Rob tient un magasin miteux de disques à Londres. Il a trente-cinq ans d’âge civil mais s’est arrêté quelque part entre quinze et vingt-deux ans. D’ailleurs, il passe son temps à ressasser ses amours passées, essayant de comprendre pourquoi et comment il se fait toujours plaquer. Et quand c’est au tour de Laura de partir avec Ian, le voisin du dessus, la remise en question devient fatale, voire abyssale : est-ce qu’au lit, il est mieux que moi ?
Parce que tout de même, être un homme de nos jours, c’est pas facile : Considérez tout ce qui peut mal tourner, pour les hommes. Parmi les problèmes classiques, il y a le rien-ne-se-passe-du-tout, le tout-se-passe-trop-vite, le fléchissement-lamentable-après-début-trop-prometteur ; il y a la-taille-n’a-aucune-importance-sauf-dans-mon-cas, l’incapacité-d’assurer-la-livraison… et les femmes, de quoi elle doivent se soucier ? D’un peu de cellulite ? Bienvenue au club. Du je-me-demande-si-je-suis-mieux-ou-moins-bien-que-les-autres ? La belle affaire.
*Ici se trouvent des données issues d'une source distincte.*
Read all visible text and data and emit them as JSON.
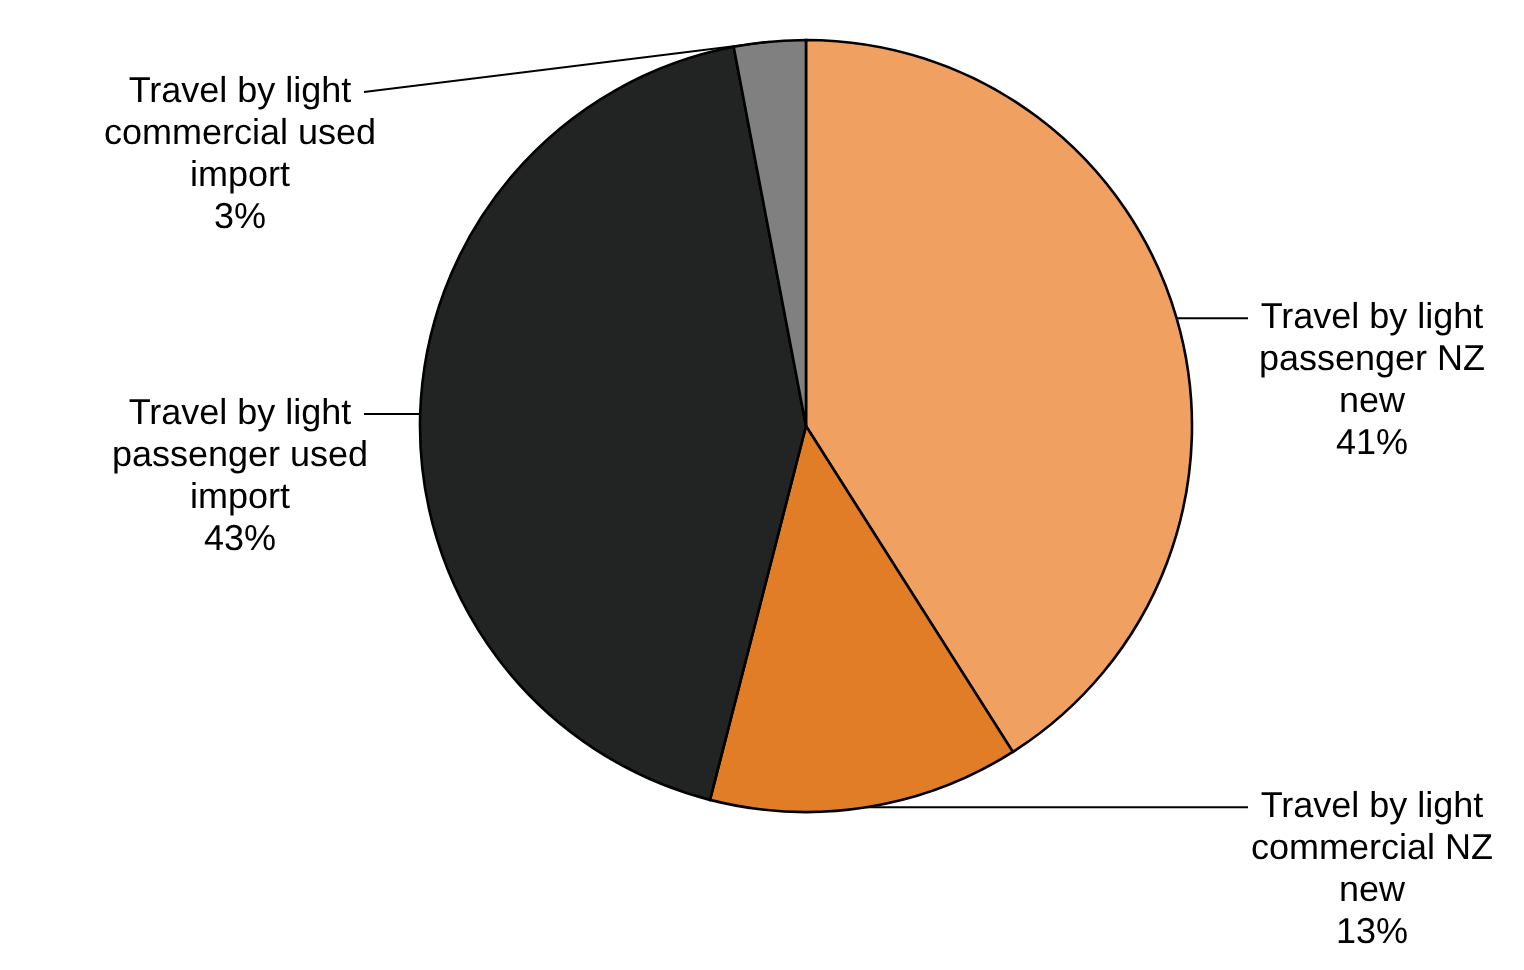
{
  "chart_data": {
    "type": "pie",
    "categories": [
      "Travel by light passenger NZ new",
      "Travel by light commercial NZ new",
      "Travel by light passenger used import",
      "Travel by light commercial used import"
    ],
    "values": [
      41,
      13,
      43,
      3
    ],
    "colors": [
      "#f0a060",
      "#e07d26",
      "#222423",
      "#808080"
    ],
    "value_labels": [
      "41%",
      "13%",
      "43%",
      "3%"
    ]
  }
}
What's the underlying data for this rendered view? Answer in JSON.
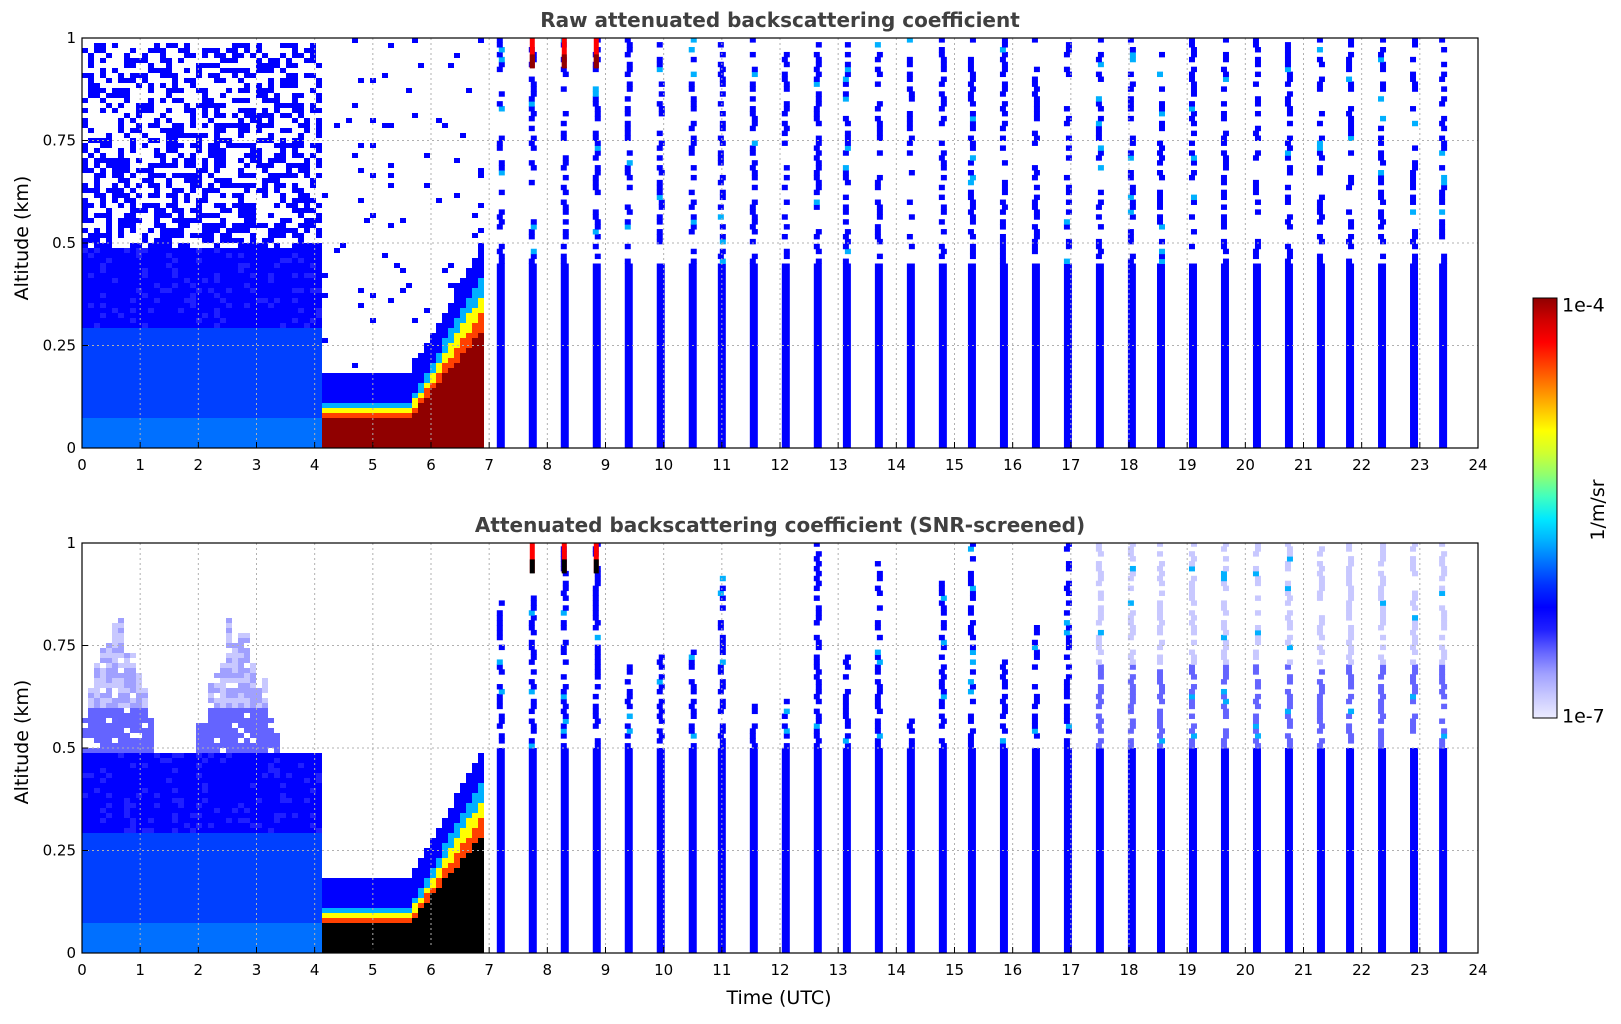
{
  "chart_data": [
    {
      "type": "heatmap",
      "title": "Raw attenuated backscattering coefficient",
      "xlabel": "",
      "ylabel": "Altitude (km)",
      "xlim": [
        0,
        24
      ],
      "ylim": [
        0,
        1
      ],
      "x_ticks": [
        "0",
        "1",
        "2",
        "3",
        "4",
        "5",
        "6",
        "7",
        "8",
        "9",
        "10",
        "11",
        "12",
        "13",
        "14",
        "15",
        "16",
        "17",
        "18",
        "19",
        "20",
        "21",
        "22",
        "23",
        "24"
      ],
      "y_ticks": [
        "0",
        "0.25",
        "0.5",
        "0.75",
        "1"
      ],
      "grid": true,
      "continuous_segment_end_utc": 7.05,
      "noise_top_km": 1.0,
      "fog_layer": {
        "start_utc": 4.1,
        "end_utc": 6.9,
        "top_km": 0.12,
        "rise_to_km": 0.45
      },
      "profile_times_utc": [
        7.2,
        7.75,
        8.3,
        8.85,
        9.4,
        9.95,
        10.5,
        11.0,
        11.55,
        12.1,
        12.65,
        13.15,
        13.7,
        14.25,
        14.8,
        15.3,
        15.85,
        16.4,
        16.95,
        17.5,
        18.05,
        18.55,
        19.1,
        19.65,
        20.2,
        20.75,
        21.3,
        21.8,
        22.35,
        22.9,
        23.4
      ]
    },
    {
      "type": "heatmap",
      "title": "Attenuated backscattering coefficient (SNR-screened)",
      "xlabel": "Time (UTC)",
      "ylabel": "Altitude (km)",
      "xlim": [
        0,
        24
      ],
      "ylim": [
        0,
        1
      ],
      "x_ticks": [
        "0",
        "1",
        "2",
        "3",
        "4",
        "5",
        "6",
        "7",
        "8",
        "9",
        "10",
        "11",
        "12",
        "13",
        "14",
        "15",
        "16",
        "17",
        "18",
        "19",
        "20",
        "21",
        "22",
        "23",
        "24"
      ],
      "y_ticks": [
        "0",
        "0.25",
        "0.5",
        "0.75",
        "1"
      ],
      "grid": true,
      "continuous_segment_end_utc": 7.05,
      "screened_top_km": 0.55,
      "fog_layer": {
        "start_utc": 4.1,
        "end_utc": 6.9,
        "top_km": 0.12,
        "rise_to_km": 0.45
      },
      "profile_times_utc": [
        7.2,
        7.75,
        8.3,
        8.85,
        9.4,
        9.95,
        10.5,
        11.0,
        11.55,
        12.1,
        12.65,
        13.15,
        13.7,
        14.25,
        14.8,
        15.3,
        15.85,
        16.4,
        16.95,
        17.5,
        18.05,
        18.55,
        19.1,
        19.65,
        20.2,
        20.75,
        21.3,
        21.8,
        22.35,
        22.9,
        23.4
      ],
      "profile_tops_km": [
        0.85,
        0.87,
        1.0,
        1.0,
        0.7,
        0.72,
        0.74,
        0.92,
        0.6,
        0.62,
        1.0,
        0.72,
        0.95,
        0.58,
        0.9,
        1.0,
        0.75,
        0.8,
        1.0,
        1.0,
        1.0,
        1.0,
        1.0,
        1.0,
        1.0,
        1.0,
        1.0,
        1.0,
        1.0,
        1.0,
        1.0
      ]
    }
  ],
  "colorbar": {
    "max_label": "1e-4",
    "min_label": "1e-7",
    "unit_label": "1/m/sr",
    "colors": [
      "#ececff",
      "#c8c8ff",
      "#a0a0ff",
      "#6464ff",
      "#2020ff",
      "#0000ff",
      "#0030ff",
      "#0070ff",
      "#00b0ff",
      "#00e8ff",
      "#40ffc0",
      "#90ff70",
      "#d0ff30",
      "#ffff00",
      "#ffc000",
      "#ff8000",
      "#ff4000",
      "#ff0000",
      "#d00000",
      "#900000"
    ]
  }
}
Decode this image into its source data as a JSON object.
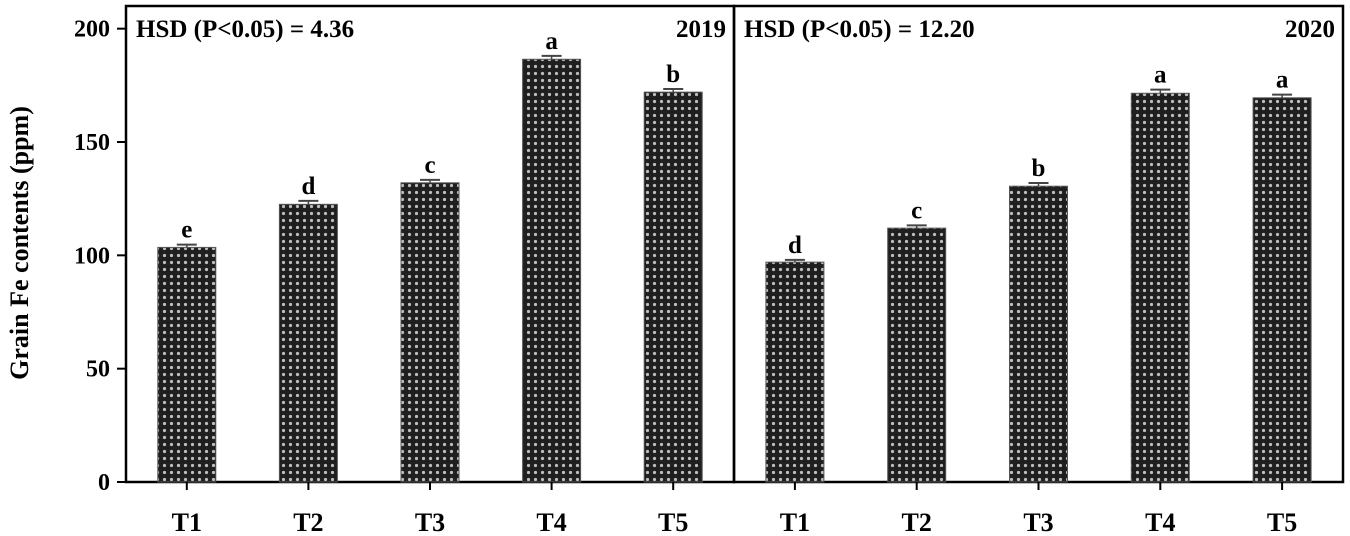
{
  "colors": {
    "bar_fill": "#1f1f1f",
    "bar_dot": "#bdbdbd",
    "axis": "#000000",
    "background": "#ffffff"
  },
  "ylabel": "Grain Fe contents (ppm)",
  "chart_data": [
    {
      "type": "bar",
      "categories": [
        "T1",
        "T2",
        "T3",
        "T4",
        "T5"
      ],
      "values": [
        103.5,
        122.5,
        132,
        186.5,
        172
      ],
      "errors": [
        1.2,
        1.5,
        1.3,
        1.5,
        1.4
      ],
      "letters": [
        "e",
        "d",
        "c",
        "a",
        "b"
      ],
      "annotation": "HSD (P<0.05) = 4.36",
      "year": "2019",
      "ylabel": "Grain Fe contents (ppm)",
      "yticks": [
        0,
        50,
        100,
        150,
        200
      ],
      "ylim": [
        0,
        210
      ],
      "grid": false
    },
    {
      "type": "bar",
      "categories": [
        "T1",
        "T2",
        "T3",
        "T4",
        "T5"
      ],
      "values": [
        97,
        112,
        130.5,
        171.5,
        169.5
      ],
      "errors": [
        1.0,
        1.2,
        1.4,
        1.6,
        1.4
      ],
      "letters": [
        "d",
        "c",
        "b",
        "a",
        "a"
      ],
      "annotation": "HSD (P<0.05) = 12.20",
      "year": "2020",
      "ylim": [
        0,
        210
      ],
      "grid": false
    }
  ]
}
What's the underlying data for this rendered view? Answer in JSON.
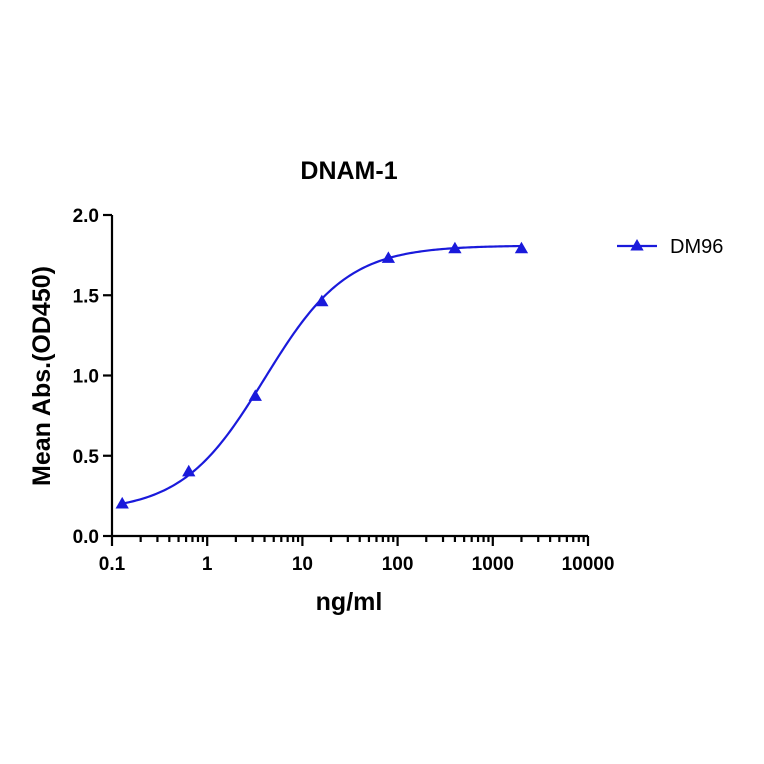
{
  "chart_data": {
    "type": "line",
    "title": "DNAM-1",
    "xlabel": "ng/ml",
    "ylabel": "Mean Abs.(OD450)",
    "x_scale": "log",
    "xlim": [
      0.1,
      10000
    ],
    "ylim": [
      0.0,
      2.0
    ],
    "x_ticks": [
      0.1,
      1,
      10,
      100,
      1000,
      10000
    ],
    "x_tick_labels": [
      "0.1",
      "1",
      "10",
      "100",
      "1000",
      "10000"
    ],
    "y_ticks": [
      0.0,
      0.5,
      1.0,
      1.5,
      2.0
    ],
    "y_tick_labels": [
      "0.0",
      "0.5",
      "1.0",
      "1.5",
      "2.0"
    ],
    "grid": false,
    "legend_position": "top-right",
    "series": [
      {
        "name": "DM96",
        "color": "#1a1adb",
        "marker": "triangle",
        "x": [
          0.128,
          0.64,
          3.2,
          16,
          80,
          400,
          2000
        ],
        "y": [
          0.2,
          0.4,
          0.87,
          1.46,
          1.73,
          1.79,
          1.79
        ],
        "fit": {
          "model": "4PL",
          "bottom": 0.15,
          "top": 1.81,
          "ec50": 4.0,
          "hill": 1.0,
          "x_range": [
            0.128,
            2000
          ]
        }
      }
    ]
  }
}
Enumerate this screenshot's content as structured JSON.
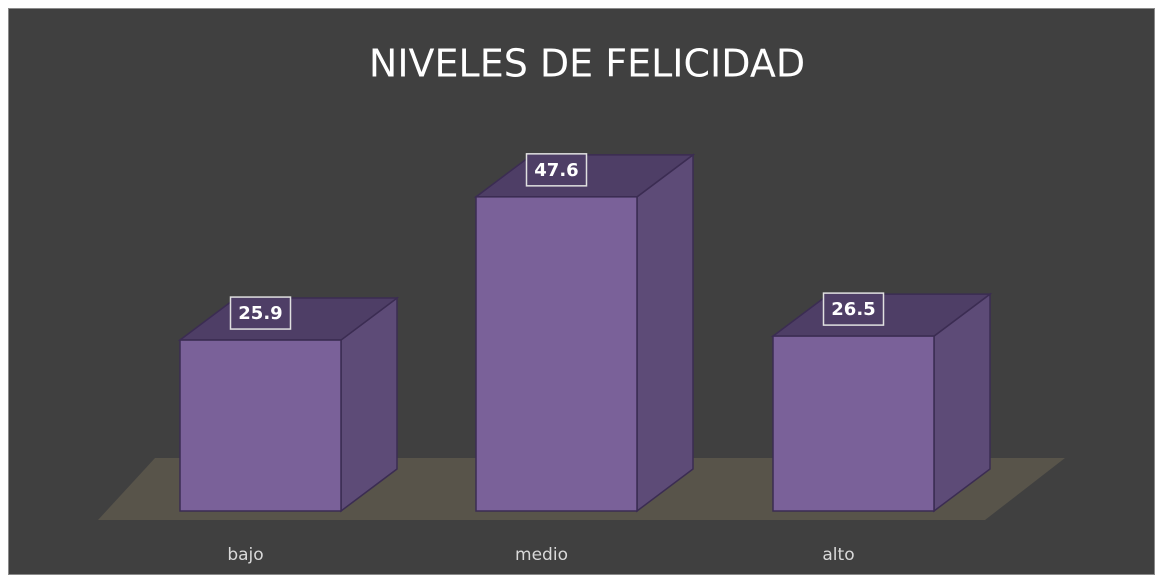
{
  "chart_data": {
    "type": "bar3d",
    "title": "NIVELES DE FELICIDAD",
    "categories": [
      "bajo",
      "medio",
      "alto"
    ],
    "values": [
      25.9,
      47.6,
      26.5
    ],
    "color": "#7a6199"
  }
}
Non vraiment, c’était plus simple avant, quand les hommes n’avaient pas en plus à se préoccuper du plaisir des femmes et à récurer les toilettes. Et puis Rob ne supporte pas d’imaginer Laura dans les bras de Ian, c’est trop pour lui. Alors quand il la revoit un jour et qu’elle lui avoue qu’ils n’en sont pas encore à ce stade, il est fou de joie… et passe la nuit avec une chanteuse américaine…
Nos hommes ne sont que contradictions mesdames, en tout cas celui-là et c’est ce qui fait tout son charme. Rob est égoïste, discrètement prétentieux, un poil fainéant, menteur au besoin. Il méprise les gens qui n’ont pas les mêmes goûts musicaux que lui, passe son temps à faire des tops five de n’importe quoi et à se demander si vraiment, c’est mieux avec Ian (parce que Laura finit par consommer, évidemment…). Mais il est aussi fragile, sensible, blessé, bref, le genre de gars à consoler, éternel adolescent qu’aucune femme censée ne prendrait pour mari.
Nick Hornby manie l’ironie avec brio et son personnage de paumé sentimental n’en est que plus attendrissant. Il est drôle à force d’égocentrisme, mais tellement sûr de lui. Et perspicace.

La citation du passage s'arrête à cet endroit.